Which doesn't imply that these three conditions are required to meet for things to work. But the closer you meet these ideals, the stronger you shall play to the Podium .5's strengths. Conversely, drum'n'bass won't be on the menu. When everything adds up, the Podium Sound 0.5 recommends itself with:

  • A fascinating recreation of space in width, height and tremendous depth which utterly overlays the playback venue and hence sounds distinctly atypical for HiFi. This is a diffuse-sound speaker with the goal of recreating the recording venue of a live performance. When the recording is up to it, this is pulled off to a degree I've never heard before, period.
  • A good tonal balance with a tendency toward the light side of the Tao. With no deep bass to speak of, the bass that's there is surprisingly potent, fast and dry for a panel this size. Ultrasonics are out of reach but the midband is utterly transparent and clear. Voices are rendered wonderfully as are strings. Piano simply defies words...
  • Precise timing and good toe-tap factor. Percussion is strong, impulses simply arise.

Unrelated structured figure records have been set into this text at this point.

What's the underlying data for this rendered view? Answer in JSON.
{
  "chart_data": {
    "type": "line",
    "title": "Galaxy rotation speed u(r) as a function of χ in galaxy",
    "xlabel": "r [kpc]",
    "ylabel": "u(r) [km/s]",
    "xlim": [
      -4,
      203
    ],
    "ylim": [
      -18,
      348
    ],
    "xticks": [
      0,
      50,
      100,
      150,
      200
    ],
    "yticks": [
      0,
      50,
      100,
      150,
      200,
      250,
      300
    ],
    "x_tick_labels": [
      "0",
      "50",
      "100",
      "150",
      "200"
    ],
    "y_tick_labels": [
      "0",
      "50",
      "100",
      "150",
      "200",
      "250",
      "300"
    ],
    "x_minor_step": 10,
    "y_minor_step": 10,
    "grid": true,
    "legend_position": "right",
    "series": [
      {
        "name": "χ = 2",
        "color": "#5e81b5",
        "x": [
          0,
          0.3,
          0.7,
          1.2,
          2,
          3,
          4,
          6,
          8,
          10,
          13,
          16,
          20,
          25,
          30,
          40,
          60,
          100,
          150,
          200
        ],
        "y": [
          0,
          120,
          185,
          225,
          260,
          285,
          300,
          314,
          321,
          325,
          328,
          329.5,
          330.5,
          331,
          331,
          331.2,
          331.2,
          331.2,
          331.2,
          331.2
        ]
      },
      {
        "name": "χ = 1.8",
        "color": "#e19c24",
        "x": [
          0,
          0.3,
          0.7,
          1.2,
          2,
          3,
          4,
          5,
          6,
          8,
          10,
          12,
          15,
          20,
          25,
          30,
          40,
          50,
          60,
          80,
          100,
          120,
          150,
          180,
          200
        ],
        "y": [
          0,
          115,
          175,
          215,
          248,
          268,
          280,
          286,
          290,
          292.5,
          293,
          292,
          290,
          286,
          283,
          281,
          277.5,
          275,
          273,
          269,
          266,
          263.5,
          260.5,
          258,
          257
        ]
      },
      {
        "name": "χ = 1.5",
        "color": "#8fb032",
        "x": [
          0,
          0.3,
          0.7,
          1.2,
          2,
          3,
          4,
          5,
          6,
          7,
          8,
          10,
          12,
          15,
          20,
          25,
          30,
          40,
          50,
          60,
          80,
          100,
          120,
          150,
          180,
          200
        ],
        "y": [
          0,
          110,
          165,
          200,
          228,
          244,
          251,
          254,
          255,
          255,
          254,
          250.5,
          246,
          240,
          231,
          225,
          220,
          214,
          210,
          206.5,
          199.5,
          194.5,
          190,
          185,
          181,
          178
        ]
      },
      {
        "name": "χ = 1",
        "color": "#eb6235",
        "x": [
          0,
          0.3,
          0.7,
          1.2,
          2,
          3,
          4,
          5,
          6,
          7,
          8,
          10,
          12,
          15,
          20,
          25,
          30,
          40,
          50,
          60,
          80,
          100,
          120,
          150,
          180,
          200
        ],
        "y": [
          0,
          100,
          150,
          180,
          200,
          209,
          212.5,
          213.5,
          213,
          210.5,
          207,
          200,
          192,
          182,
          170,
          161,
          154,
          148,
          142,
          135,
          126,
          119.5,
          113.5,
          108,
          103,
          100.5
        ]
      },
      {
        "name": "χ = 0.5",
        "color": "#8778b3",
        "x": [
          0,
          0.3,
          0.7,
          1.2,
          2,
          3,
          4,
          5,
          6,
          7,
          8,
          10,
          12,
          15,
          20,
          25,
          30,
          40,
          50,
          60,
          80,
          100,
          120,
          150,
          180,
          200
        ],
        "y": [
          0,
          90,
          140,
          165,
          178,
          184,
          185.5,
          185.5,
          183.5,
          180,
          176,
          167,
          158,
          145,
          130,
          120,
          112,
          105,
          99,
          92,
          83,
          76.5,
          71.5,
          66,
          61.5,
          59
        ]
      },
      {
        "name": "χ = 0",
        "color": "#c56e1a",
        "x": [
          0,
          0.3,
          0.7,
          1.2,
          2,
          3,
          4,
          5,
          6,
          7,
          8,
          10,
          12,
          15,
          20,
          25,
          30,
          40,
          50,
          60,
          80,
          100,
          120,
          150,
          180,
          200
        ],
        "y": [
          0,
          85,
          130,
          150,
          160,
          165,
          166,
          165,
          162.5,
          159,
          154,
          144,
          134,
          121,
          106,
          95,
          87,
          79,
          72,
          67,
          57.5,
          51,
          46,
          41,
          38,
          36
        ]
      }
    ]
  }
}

Further advantages include:

  • Easy drive: With a claimed 91dB sensitivity, impedance hovers between 4 and 8 ohm. I drove this speaker with a 300B SET to full satisfaction.
  • Easy to place: Experimentation is always relevant but the Podium is decidedly not a diva. The diffuse character and virtually omni-polar radiation render setup anything but millimeter obsessed.
  • A very wide sweet spot. I won't go as far as claiming that the Podium 0.5 fills the entire room evenly no matter what but you may move on your sofa easily two meters in any direction without penalty.

Herr Shelly Katz, both from a technical and sonic perspective, has clearly pulled a very different and unique speaker out of his hat. Whether this equates to "uniquely good" is personal reaction. As it is, reactions do span the gamut from enthusiastic applause to radical dismissal in the usual HiFi fora. With German distribution in the works (they're primed for calls and e-mails), I hope that opportunities for personal auditions will be ample to afford the Podium Sound loudspeakers the serious opportunities they deserve. Best of luck!